Valor Econômico, n. 5222, 06/04/2021, Política, p. A10

 

Para Santos Cruz, atos de presidente abrem especulações

André Guilherme Vieira 

06/04/2021

 

 

Ex-ministro da Secretaria de Governo de Jair Bolsonaro, o general Carlos Alberto dos Santos Cruz afirmou durante “live” do Valor, ontem, que o presidente da República abriu espaço para especulações sobre golpismo militar ao demitir os comandantes das Forças Armadas, na semana passada, porque não deu transparência sobre os motivos para a decisão.

“A substituição de ministros é uma coisa normal. Agora, os comandantes militares não fazem parte dessa camada política, são comandante operacionais, pessoas que são de dentro da instituição [Forças Armadas] e com as quais você não pode ter o mesmo procedimento da substituição de caráter político”, disse o general.

“São pessoas honradas e no outro dia saiu um bando de fanáticos dizendo que havia um plano para tirar o presidente e mais um monte de bobagens”, disse.

“E ficou aquela milícia digital, um bando de fanáticos falando que aquelas pessoas dignas estavam fazendo um complô contra o presidente da República, o que é absoluta mentira”, afirmou Santos Cruz.

O general também criticou o fato de Bolsonaro ter demitido os comandantes de Exército, Marinha e Aeronáutica sem o cuidado de ter conversado pessoalmente com cada um deles.
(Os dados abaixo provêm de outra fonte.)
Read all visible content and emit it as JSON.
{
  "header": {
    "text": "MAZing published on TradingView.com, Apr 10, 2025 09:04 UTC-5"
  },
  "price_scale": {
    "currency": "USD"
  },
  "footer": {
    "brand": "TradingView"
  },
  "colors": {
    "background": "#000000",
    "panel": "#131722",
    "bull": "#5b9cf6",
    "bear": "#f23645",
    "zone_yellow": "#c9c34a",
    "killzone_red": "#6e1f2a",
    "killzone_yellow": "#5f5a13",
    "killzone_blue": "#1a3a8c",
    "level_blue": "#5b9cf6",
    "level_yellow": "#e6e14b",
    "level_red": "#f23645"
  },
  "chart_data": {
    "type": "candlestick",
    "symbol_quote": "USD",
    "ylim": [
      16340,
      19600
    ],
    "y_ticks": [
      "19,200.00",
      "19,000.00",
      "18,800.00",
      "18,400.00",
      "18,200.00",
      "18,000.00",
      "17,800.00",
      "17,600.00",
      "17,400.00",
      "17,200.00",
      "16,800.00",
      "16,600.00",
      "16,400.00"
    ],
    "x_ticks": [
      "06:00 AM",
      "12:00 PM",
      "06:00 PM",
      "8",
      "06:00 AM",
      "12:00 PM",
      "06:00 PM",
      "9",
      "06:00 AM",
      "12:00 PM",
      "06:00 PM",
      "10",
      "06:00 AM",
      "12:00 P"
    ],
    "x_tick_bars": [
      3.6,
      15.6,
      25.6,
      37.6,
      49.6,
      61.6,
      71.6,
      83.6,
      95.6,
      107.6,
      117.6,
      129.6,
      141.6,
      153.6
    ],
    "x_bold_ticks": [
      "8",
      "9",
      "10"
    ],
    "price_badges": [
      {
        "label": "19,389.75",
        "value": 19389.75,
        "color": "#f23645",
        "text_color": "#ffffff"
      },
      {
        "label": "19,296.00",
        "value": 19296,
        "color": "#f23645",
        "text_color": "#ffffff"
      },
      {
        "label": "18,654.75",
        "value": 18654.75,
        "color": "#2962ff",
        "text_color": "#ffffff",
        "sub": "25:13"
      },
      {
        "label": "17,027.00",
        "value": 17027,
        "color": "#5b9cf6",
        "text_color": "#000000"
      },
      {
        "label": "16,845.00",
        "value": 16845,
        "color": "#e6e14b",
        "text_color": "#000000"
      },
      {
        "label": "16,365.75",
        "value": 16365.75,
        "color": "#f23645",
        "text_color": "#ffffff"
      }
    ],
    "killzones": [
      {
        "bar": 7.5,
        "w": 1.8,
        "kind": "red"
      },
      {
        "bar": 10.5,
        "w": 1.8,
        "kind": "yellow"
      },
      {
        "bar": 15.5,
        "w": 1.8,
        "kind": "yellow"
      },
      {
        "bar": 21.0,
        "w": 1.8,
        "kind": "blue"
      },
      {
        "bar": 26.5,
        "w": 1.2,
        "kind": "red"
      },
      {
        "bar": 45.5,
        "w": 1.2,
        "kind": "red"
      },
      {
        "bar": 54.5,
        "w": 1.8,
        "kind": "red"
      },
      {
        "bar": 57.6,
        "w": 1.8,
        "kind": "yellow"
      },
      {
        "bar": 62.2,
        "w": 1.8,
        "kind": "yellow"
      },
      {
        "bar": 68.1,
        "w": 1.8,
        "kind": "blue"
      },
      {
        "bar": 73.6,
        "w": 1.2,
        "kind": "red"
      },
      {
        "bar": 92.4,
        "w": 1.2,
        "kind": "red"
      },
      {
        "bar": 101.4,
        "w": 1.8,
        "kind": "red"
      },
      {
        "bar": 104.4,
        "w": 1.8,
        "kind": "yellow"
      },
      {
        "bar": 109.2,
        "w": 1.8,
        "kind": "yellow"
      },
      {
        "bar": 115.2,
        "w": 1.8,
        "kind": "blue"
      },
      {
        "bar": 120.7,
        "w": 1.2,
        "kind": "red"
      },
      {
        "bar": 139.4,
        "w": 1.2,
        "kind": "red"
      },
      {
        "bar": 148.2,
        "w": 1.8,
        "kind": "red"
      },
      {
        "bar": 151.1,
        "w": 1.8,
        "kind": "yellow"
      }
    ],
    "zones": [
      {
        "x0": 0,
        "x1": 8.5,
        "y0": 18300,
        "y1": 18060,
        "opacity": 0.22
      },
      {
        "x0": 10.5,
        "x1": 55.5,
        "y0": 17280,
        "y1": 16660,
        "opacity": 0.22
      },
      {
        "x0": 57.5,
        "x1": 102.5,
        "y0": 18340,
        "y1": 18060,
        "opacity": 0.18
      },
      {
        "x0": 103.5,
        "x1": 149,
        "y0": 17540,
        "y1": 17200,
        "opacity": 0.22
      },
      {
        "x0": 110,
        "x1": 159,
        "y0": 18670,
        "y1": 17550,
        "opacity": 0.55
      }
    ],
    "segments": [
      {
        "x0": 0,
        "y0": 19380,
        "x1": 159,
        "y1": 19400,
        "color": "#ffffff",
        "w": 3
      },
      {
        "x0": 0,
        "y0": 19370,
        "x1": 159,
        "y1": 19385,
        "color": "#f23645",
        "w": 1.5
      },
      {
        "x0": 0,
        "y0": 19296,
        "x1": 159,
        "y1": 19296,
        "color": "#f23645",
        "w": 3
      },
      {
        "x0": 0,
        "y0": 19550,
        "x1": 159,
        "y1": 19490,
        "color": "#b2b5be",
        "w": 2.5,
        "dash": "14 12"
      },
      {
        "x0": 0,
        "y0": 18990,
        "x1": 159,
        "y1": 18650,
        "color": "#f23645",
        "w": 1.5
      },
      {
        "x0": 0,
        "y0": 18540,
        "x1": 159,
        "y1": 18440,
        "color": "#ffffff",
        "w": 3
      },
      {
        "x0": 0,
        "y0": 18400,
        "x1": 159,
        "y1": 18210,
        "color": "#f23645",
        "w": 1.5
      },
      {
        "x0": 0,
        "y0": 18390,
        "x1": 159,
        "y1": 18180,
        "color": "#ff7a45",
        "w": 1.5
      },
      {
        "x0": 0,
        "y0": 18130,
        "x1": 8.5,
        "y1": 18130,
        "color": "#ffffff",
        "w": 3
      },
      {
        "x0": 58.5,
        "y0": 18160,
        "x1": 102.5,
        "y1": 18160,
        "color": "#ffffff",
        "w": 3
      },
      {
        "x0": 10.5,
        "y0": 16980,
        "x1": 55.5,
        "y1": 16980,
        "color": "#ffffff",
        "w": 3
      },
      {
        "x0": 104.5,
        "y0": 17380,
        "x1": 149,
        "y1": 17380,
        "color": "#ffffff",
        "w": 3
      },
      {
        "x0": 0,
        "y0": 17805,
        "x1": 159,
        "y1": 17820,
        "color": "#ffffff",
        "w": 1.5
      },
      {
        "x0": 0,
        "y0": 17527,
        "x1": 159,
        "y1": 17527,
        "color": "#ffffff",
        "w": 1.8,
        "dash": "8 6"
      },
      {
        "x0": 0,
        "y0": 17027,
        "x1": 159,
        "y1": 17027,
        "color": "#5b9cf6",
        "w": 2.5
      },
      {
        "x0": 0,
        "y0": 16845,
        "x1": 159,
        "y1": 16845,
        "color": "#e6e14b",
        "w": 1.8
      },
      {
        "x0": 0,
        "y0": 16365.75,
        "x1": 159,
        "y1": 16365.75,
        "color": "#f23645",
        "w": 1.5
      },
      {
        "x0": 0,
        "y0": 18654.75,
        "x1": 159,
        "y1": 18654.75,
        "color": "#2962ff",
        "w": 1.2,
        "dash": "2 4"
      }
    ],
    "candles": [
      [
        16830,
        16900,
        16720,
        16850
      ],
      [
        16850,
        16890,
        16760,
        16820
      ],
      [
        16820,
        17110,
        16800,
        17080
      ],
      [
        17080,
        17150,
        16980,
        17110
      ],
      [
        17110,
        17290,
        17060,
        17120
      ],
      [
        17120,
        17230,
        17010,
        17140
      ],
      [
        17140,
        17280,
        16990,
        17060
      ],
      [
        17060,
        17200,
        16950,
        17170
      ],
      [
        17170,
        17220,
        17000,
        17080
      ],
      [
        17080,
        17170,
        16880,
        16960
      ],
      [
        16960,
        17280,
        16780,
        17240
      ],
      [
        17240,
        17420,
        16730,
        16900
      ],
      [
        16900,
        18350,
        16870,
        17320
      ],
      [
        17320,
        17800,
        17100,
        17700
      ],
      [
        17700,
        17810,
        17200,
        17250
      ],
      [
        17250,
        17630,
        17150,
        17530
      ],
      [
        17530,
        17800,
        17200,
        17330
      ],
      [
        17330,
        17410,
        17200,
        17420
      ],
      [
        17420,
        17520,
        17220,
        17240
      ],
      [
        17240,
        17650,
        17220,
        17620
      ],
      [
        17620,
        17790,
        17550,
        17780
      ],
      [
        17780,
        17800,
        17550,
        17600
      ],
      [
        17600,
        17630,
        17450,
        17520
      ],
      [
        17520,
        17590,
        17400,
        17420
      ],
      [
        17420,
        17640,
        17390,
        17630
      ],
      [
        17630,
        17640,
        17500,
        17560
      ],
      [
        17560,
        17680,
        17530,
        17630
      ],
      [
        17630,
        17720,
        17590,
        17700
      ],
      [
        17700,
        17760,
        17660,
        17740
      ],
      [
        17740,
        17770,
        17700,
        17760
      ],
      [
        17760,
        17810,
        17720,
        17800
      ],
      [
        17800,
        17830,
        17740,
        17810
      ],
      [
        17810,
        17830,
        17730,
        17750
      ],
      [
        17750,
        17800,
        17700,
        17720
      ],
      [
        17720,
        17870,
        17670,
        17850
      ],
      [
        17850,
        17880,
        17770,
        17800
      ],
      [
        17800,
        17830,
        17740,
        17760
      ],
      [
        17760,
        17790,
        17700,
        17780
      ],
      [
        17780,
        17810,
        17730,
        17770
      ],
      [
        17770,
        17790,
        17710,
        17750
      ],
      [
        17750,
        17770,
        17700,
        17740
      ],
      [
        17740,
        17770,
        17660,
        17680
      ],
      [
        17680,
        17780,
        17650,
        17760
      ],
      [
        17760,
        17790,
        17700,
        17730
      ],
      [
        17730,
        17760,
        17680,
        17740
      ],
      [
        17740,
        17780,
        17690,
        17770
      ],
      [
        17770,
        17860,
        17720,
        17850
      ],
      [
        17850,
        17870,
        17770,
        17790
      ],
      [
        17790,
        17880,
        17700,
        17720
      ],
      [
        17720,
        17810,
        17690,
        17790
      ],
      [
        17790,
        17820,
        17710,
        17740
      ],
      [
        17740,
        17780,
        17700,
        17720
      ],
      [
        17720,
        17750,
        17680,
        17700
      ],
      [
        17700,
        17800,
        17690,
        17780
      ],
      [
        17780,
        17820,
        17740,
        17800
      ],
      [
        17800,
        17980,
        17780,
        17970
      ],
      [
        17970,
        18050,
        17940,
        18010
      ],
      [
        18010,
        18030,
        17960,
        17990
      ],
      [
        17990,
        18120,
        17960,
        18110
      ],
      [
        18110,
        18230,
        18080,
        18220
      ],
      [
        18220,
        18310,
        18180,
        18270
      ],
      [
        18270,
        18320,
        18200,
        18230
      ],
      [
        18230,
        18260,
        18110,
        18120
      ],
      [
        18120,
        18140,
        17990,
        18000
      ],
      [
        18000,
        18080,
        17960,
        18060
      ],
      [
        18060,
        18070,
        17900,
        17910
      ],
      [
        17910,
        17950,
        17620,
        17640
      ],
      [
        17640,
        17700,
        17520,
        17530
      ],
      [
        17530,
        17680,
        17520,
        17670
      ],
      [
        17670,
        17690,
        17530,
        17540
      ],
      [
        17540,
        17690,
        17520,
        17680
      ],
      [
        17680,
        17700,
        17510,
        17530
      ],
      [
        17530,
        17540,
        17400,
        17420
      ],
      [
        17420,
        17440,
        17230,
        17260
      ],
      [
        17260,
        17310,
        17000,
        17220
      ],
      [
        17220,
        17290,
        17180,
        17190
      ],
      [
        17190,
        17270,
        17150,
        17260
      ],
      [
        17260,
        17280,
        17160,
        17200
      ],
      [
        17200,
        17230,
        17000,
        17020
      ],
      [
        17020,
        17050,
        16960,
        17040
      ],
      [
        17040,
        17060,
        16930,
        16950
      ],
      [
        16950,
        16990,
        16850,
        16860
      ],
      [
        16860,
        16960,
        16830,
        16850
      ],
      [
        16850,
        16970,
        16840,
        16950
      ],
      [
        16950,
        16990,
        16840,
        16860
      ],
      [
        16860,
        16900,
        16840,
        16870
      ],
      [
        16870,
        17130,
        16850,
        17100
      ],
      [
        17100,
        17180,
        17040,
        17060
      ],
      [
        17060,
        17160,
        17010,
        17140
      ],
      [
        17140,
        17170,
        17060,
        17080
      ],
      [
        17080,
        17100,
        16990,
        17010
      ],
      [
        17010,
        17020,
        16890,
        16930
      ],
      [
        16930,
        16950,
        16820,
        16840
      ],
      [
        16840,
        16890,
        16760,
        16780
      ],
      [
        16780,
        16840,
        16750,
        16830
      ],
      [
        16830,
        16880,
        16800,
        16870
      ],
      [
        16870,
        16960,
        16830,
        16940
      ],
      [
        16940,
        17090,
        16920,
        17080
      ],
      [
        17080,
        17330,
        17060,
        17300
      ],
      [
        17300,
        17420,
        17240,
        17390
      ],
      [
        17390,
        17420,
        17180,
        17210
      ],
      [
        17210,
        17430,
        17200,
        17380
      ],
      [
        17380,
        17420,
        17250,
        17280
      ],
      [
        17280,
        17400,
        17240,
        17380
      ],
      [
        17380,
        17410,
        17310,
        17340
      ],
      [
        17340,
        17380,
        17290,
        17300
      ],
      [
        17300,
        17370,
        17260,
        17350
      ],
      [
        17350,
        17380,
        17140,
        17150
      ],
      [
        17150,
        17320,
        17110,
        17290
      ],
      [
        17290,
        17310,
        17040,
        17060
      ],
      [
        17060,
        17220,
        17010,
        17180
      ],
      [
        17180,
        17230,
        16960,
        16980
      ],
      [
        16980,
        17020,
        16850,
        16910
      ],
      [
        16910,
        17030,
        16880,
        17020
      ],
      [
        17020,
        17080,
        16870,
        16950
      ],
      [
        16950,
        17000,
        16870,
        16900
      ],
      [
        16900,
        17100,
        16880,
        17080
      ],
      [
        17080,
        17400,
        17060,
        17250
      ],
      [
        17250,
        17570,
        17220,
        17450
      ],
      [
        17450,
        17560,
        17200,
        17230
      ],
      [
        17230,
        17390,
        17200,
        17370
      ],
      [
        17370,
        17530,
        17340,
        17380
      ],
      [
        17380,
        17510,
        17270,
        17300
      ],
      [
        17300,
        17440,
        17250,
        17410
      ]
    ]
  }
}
“Quando você dispensa alguém desse nível, que você nomeou, você não manda [embora] através de intermediários, assim como quando você nomeou, você tirou fotografia com eles e falou com cada um, na hora de sair você tem de ter a dignidade e a coragem de conversar pessoalmente, é olho no olho”.

Na opinião do ex-ministro da Secretaria de Governo de Bolsonaro, o presidente aceita as condutas extremas das milícias digitais, prejudicou-se politicamente com essa atitude e não governa para todos os brasileiros.

“Não é um grupo grande, mas se firmou, tem influência sobre o presidente e o presidente aceita esse tipo de conduta”, disse. “O presidente compra algumas dessas ideias [disseminadas pelos apoiadores digitais] e está se prejudicando com isso. Um presidente tem de governar para todo mundo e ele não consegue”, afirmou Santos Cruz.

O general também responsabilizou Bolsonaro pela destruição da imagem do Brasil no exterior, ao falar sobre os impactos causados pelas milícias digitais, que agora estão perdendo força, segundo ele. Na avaliação de Santos Cruz, a linha ideológica propalada pelo agora ex-ministro de Relações Exteriores, Ernesto Araújo, contou com o aval do presidente da República.

 

“Eu acho que está perdendo força, tanto que prejudicou muito o governo, prejudicou a imagem do Brasil no exterior com um Ministério das Relações Exteriores completamente desvirtuado, ideológico, isolando o Brasil no mundo”, afirmou. “O presidente é o responsável por isso, não é o ministro, não, o ministro é o co-responsável, o responsável é o presidente, que tem de dar a diretriz de todos os ministérios”, concluiu.

Santos Cruz disse também que Bolsonaro deveria procurar o diálogo como instrumento de governança, e não a mídias sociais.

“Não se pode governar na tela de celular o tempo todo, as discussões, conversas privadas, essa neurose de que tudo precisa ser através de mídia social. É absurdo, converse, faça as coisas reservadamente e depois divulgue a decisão, mas não, as discussões sobre as decisões também acontecem ao vivo.”

Santos Cruz citou a demissão de Henrique Mandetta do Ministério da Saúde, em 2020, como exemplo de como as milícias digitais influenciam a gestão Bolsonaro.

“Para dispensar um ministro leva um mês, tem de fazer coisa falsa, a milícia tem de se intrometer, xingar, dizer que fulano é corrupto, comunista, ladrão, não sei o quê mais. Que foi infiltrado, que na realidade tinha um golpe preparado. E tudo isso ao vivo”.